Now they peddled Rebel Coins despite knowing Ghosts prowled for both the merchandise and those who traded it. The taste of luxury, after years of choking on refinery fumes and mining dust, had made them reckless. Better to die with silk against their skin than return to the shafts that had hollowed their lungs and bent their spines before they'd reached adulthood. A hungry data broker seeking a lucrative deal had one place to be in this battered world. Nivora Kerridan Wall was more than a hotel; it was the gathering point and heartbeat of every event engineered by Ferrox Industries, whose operations were shielded under the vast umbrella of OWTC.

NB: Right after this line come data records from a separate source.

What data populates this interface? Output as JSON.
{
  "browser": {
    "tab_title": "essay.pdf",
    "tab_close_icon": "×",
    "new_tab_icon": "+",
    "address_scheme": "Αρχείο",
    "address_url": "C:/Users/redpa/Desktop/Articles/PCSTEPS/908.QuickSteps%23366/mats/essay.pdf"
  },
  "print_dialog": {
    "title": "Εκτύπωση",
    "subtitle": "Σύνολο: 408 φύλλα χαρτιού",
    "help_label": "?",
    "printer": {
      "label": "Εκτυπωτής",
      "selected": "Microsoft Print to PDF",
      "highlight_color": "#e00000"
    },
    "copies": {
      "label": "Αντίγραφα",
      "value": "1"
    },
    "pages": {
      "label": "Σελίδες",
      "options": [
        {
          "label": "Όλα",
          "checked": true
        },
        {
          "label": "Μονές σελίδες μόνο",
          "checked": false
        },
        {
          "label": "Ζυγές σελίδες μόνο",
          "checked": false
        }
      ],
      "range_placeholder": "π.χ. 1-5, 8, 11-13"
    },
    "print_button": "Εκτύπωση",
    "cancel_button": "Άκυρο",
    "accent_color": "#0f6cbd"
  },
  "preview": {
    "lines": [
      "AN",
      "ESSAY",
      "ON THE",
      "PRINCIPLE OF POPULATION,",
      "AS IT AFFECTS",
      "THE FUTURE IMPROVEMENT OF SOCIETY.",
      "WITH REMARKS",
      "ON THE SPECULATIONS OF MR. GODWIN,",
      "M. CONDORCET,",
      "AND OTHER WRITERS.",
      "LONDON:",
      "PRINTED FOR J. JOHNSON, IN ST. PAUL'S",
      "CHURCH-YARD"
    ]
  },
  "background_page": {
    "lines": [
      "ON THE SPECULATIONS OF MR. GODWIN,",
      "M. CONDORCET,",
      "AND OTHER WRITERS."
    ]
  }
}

Hotel's halls buzzed incessantly with the presence of Innerworld business travelers, all drawn by the gravitational pull of commerce. Perfumed executives from the Innerworlds glided through hotel corridors, their augmented irises scanning for opportunity, their dermal implants glowing faintly beneath tailored graphene suits. In the mystery-draped corners of private lounges, brightly clothed data brokers traded memories harvested from thrill-chasers or the scarred remnants of those ground down by the Confederation's relentless grind. These intimate experiences flowed like electric honey into the parched minds of corporate drones, whose existence consisted of boardrooms and holographic profit projections, and silent returns to sterile suites, where they rehearsed tomorrow's platitudes before drifting off to sleep, their dreams as dreamless as their waking hours. To improve their dreams with new experiences they had never wanted to feel in real life, their hunger for vicarious sensation was palpable, and savvy brokers exploited it mercilessly. A single evening at the Halo Lounge bar, with the correct memory vial, especially with Rebel content, displayed between manicured fingers, could yield enough N-Lari currency to buy a small moon, asteroid minerals from the Expanse, or, if you played the desperate ones correctly, a substantial slice of their company's quantum-encrypted stock. The best deals were always made with dangerous items, and having Ghost listening was bad luck with a small probability.